‘Civilians Killed As US Strike Targets Suicide Bombers’
By Stefan J. Bos, Chief International Correspondent Worthy News
(Worthy News) – Innocent civilians may have been killed when a U.S. drone strike blew up a vehicle carrying “multiple suicide bombers” from Afghanistan’s Islamic State, U.S. officials said Sunday.
News about the casualties emerged after the U.S. said it killed those preparing to attack the Hamid Karzai International Airport in Kabul, the capital.
The Cable News Network (CNN), citing relatives and a local journalist, reported that nine members of one family, including six children, were killed in the strike targeting a vehicle in a residential neighborhood of Kabul.
The youngest child was a two-year-old girl, the brother of one of the dead told a local journalist working with CNN.
In a reaction, the U.S. Central Command said it was aware of reports of civilian casualties and is assessing the strike’s results.
Navy Captain William Urban, the spokesman for Central Command, said that “substantial and powerful” subsequent explosions resulted from the vehicle’s destruction, which may have caused additional casualties.
The strike, carried out by an unmanned aircraft, was the second by U.S. forces in Afghanistan since an Islamic State suicide bomber struck the airport on Thursday.
That attack killed 13 U.S. troops and as many as 169 Afghans, including Taliban fighters and scores of civilians trying to flee the country, several sources said.
Sunday’s drone strike took place as Biden headed to Dover Air Force Base in Delaware to honor the U.S. service members killed in Thursday’s suicide bombing.
On Friday, the U.S. military launched a drone strike that it said targeted ISIS-K militants in Nangarhar Province, east of Kabul, killing two of the group’s planners and wounding a third.
Sunday’s strike came just two days before the U.S. is set to conclude a massive two-week-long airlift of more than 114,000 Afghans and foreigners.
U.S. President Joe Biden warned over the weekend that the situation on the ground in Kabul remained extremely dangerous.
He stressed his military chiefs had told him another militant attack was highly likely within the next 24-36 hours.
President Biden, appearing frail and at times stumbling, has said he would continue the withdrawal of the last U.S. forces by August 31 to end America’s longest war.
U.S. officials reportedly said they were concerned about the local affiliate of the Islamic State (ISIS-K) attacking the airport as American troops depart, particularly the threat from rockets and vehicle-borne explosives.
But critics warn that thousands of Afghan allies, as well as Americans, may stay behind and will become hostages.
If they aren’t allowed to leave by Afghanistan’s Islamist Taliban rulers, it could turn into the worst hostage drama for the United States since 1979. In that year, Iranian students seized the U.S. embassy in Tehran.
The Iranian hostage-takers detained more than 50 Americans, ranging from the Chargé d’Affaires to the most junior staff members, as hostages.
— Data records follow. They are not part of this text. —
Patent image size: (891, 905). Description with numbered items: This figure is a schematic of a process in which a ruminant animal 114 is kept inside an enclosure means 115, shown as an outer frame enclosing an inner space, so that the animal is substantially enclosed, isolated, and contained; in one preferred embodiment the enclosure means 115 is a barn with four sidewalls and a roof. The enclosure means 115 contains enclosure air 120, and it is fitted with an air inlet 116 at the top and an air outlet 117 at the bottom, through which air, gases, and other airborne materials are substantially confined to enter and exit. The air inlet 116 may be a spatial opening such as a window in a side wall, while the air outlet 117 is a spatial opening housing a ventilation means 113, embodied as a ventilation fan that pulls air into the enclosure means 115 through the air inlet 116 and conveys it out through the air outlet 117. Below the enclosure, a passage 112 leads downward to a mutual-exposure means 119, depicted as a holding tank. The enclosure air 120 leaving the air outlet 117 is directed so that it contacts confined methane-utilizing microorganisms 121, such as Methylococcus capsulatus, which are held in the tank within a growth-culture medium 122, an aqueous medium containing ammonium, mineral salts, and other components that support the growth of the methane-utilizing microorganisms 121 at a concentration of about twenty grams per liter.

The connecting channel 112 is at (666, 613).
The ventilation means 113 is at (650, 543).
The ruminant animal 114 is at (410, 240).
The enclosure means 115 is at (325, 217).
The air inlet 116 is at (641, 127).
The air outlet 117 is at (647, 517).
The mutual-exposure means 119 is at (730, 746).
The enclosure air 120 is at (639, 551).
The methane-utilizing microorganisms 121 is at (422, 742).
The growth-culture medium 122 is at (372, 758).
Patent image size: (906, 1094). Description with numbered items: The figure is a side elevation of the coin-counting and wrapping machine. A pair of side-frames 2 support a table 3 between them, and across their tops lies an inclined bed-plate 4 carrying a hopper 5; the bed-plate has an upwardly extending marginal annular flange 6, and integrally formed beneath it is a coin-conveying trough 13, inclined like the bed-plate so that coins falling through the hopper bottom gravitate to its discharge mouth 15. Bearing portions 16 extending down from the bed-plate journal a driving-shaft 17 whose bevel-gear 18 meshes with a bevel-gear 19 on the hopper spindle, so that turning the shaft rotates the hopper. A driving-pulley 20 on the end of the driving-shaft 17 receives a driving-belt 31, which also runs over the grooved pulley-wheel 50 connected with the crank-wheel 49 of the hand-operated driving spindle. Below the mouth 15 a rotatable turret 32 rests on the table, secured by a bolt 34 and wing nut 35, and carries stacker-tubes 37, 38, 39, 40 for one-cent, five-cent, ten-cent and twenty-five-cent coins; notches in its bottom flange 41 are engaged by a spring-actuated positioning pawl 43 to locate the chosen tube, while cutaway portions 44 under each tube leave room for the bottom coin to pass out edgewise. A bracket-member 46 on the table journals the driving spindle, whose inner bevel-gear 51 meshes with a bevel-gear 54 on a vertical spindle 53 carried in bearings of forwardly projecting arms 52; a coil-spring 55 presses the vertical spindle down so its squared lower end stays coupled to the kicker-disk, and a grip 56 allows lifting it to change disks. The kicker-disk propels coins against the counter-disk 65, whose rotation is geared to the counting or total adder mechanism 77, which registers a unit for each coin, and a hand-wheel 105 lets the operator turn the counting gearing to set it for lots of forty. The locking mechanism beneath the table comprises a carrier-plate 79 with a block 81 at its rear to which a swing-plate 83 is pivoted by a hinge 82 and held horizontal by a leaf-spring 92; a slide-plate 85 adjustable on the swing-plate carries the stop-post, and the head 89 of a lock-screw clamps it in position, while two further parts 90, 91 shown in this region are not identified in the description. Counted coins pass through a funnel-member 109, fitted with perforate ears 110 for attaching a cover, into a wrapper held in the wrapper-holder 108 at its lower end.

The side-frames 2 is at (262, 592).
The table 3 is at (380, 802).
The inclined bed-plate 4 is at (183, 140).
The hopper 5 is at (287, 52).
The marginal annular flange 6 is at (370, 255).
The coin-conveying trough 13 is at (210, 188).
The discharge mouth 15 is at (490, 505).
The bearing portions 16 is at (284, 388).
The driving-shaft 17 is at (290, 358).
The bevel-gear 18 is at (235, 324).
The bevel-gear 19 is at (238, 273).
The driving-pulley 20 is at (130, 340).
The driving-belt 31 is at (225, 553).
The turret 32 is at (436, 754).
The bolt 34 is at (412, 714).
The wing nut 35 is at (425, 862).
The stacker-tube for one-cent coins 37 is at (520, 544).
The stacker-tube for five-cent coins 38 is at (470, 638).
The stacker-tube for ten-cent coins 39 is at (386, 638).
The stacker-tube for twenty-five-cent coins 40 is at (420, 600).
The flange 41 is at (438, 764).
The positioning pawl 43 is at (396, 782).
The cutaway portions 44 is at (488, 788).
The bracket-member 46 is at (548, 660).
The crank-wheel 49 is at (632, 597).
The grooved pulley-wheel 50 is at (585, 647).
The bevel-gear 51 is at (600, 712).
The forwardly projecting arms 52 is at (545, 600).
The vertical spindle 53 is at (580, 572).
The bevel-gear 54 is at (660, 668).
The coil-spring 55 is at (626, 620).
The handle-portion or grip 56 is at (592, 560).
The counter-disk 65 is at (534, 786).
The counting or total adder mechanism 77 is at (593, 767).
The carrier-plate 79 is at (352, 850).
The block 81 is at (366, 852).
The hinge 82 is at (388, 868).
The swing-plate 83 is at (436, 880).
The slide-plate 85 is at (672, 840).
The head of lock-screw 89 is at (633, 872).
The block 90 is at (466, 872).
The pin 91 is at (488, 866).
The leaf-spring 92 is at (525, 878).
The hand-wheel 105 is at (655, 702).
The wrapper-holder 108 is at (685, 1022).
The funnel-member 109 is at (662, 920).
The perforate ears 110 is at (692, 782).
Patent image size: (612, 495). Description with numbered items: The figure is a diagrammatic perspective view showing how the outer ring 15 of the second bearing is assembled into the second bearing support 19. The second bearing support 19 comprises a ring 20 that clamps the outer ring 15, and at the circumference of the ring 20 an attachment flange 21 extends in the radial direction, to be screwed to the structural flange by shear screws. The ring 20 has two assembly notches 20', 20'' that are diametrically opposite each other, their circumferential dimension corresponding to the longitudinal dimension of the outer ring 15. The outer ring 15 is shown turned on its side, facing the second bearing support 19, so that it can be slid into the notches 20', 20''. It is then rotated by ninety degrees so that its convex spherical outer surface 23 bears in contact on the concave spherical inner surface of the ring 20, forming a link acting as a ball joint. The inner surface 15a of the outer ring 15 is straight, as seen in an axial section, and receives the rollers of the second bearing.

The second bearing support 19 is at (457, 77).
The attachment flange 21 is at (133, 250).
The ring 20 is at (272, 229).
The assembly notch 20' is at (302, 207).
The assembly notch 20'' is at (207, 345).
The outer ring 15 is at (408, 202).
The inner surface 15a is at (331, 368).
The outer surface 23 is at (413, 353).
They held the American diplomats hostage, for 444 days.
However, decades later, U.S. military experts fear that this time as many as thousands of Americans and Afghan allies of the U.S.-led coalition could potentially be held as ransom by the Taliban in Afghanistan.
And with the United States continuing to withdraw troops, officials say concerns about another Islamic State attack will mount in Afghanistan and beyond.